Queen Claude was the only surviving child of Louis XII by his second wife, Anne of Brittany, and was her father’s eldest surviving child. When her father married Princess Mary, Claude would have valued an interpreter in order to communicate with her stepmother and Anne Boleyn could have been such a person, arriving just in time to be taken into Claude’s service. The year before her father’s death, Claude married Francis, her cousin, and the heir to the throne. He confirmed his right to rule by marrying the royal heiress.
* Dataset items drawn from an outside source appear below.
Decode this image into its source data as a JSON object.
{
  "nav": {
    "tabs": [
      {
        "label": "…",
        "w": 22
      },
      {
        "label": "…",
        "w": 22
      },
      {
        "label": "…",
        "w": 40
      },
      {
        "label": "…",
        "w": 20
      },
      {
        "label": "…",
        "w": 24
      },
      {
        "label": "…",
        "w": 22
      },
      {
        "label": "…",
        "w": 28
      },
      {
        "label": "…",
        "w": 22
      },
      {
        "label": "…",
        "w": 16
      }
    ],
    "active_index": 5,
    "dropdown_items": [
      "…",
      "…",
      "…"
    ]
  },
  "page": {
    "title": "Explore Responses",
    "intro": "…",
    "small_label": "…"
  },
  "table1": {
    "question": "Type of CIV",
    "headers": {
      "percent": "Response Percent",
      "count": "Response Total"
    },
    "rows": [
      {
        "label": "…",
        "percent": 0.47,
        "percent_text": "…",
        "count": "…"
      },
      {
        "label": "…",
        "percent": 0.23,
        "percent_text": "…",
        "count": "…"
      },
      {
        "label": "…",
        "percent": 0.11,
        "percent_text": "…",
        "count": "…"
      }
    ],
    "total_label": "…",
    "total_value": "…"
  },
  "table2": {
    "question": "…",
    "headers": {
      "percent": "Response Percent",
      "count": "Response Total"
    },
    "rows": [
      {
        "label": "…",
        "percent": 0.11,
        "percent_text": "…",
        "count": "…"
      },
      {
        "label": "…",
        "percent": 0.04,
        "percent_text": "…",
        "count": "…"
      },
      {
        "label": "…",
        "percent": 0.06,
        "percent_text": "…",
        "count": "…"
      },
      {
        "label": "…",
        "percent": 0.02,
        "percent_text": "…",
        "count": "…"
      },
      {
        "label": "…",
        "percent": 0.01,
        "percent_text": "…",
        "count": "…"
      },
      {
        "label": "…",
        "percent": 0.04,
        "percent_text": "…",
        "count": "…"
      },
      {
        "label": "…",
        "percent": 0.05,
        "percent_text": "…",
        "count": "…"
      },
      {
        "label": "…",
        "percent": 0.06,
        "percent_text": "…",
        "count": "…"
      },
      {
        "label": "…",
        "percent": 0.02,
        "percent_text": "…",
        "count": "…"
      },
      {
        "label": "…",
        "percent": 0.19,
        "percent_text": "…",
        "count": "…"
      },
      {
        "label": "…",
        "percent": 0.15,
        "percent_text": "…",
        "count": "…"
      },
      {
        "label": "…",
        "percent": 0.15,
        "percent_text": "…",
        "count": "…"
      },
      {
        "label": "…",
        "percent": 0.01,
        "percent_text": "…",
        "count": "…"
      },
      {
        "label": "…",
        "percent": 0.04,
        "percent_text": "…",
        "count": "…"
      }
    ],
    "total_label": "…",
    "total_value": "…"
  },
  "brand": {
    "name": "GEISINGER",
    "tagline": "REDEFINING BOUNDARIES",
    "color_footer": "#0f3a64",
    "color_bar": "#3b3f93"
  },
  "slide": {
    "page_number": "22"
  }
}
Queen Claude gave her husband a succession of children and died in 1524. If Anne had been part of Claude’s household, she would have attended her at her coronation in St Denis in May 1516, and would have been under her protection, away from the looser morals of Francis I’s court circle.

Anne Boleyn would have acted as interpreter when the English came to Paris to finalise the marriage treaty between the infant dauphin Francis and Princess Mary (the future Mary I), Henry VIII’s daughter, in December 1518. Her services would also have been in demand at another event at the Field of the Cloth of Gold, in France in June 1520. If Anne had indeed been present with the French household of Queen Claude, she would have been reunited with her father, her mother and sister (Queen Catherine’s ladies), and her brother as Henry VIII’s page.
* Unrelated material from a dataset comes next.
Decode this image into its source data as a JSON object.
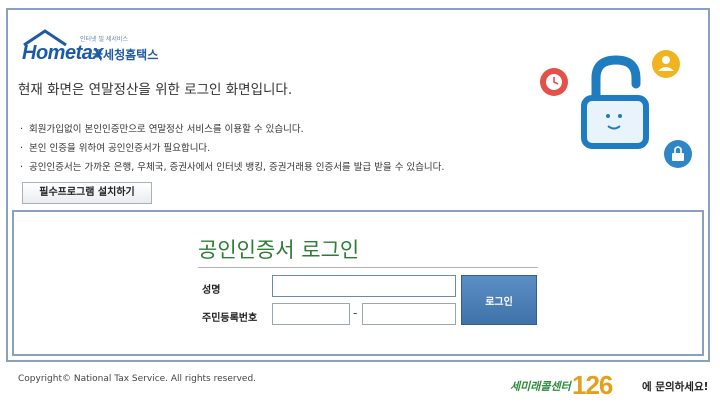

In 1521 Anne left Paris on her father’s orders as France became involved in Scottish political affairs. The Imperial Ambassador recorded that Anne’s departure was mentioned by Francis I, and that she was one of Queen Claude’s ladies. The reason for Anne leaving may be indicated by a letter from Francis I complaining of England’s aggressive intentions towards France, as evidence for which he sites the English scholars leaving Paris and ‘Mr Boleyn’s’ daughter returning to England.
8
If she was born in 1507, Anne would then have been 15 years old.

Back in England, Thomas Boleyn and Piers Butler were in conflict over the vacant Earldom of Ormonde. Thomas had right of inheritance through his mother, but Butler was in possession of it. The Earl of Surrey, Thomas’s brother-in-law, suggested that the whole matter could be settled if Piers’ son, James Butler, a young gentleman in Wolsey’s household, married Thomas’s daughter. Although this daughter is never mentioned by name, it is Anne who is referred to rather than Mary, who had already married William Carey in February 1520. Piers Butler approved; the Irish lords approved, Henry VIII and Wolsey approved. In October 1521, Wolsey wrote to Henry: ‘I shall … devise with Your Grace how the marriage betwixt him [ James Butler] and Sir Thomas Boleyn’s daughter may be brought to pass … ’
9
As it turned out, the suggestion came to nothing. The marriage proposal foundered when each party thought he could succeed without it. Piers Butler succeeded in aligning the Irish lords with him and held the Irish estates, paying Thomas Boleyn a small rent. He surrendered the title of Earl of Ormonde in return for the title of Earl of Ossory. In 1529, after Wolsey’s fall, the Ormonde title was finally awarded to Thomas Boleyn.

From the time she was 6 until she was 15, Anne was brought up in the glittering Renaissance courts of Europe where she learned French manners that gave her a cosmopolitan sparkle amongst the English ladies. The French were leaders in fashion, and court ladies were expected to be elegant, learned, witty and talented. Like other ladies of her time, Anne Boleyn wrote poetry, played and sang her own compositions, and even assisted in the design of her own dresses. In March 1522 Anne’s first post at the English Court was with the Royal Wardrobe. Thanks to her father’s position, his closeness to Henry VIII, and her sister Mary’s relationship with the King, Anne soon became one of Catherine of Aragon’s ladies-in-waiting. Although formally one of the Queen’s ladies, Anne also became part of the group who glittered around Mary, Duchess of Suffolk, Henry VIII’s beloved sister and one of the Court’s most merry and glamorous ladies. As the years passed, Catherine of Aragon’s immediate circle became older, more worthy and religious – Mary’s comprised gay and charming young people.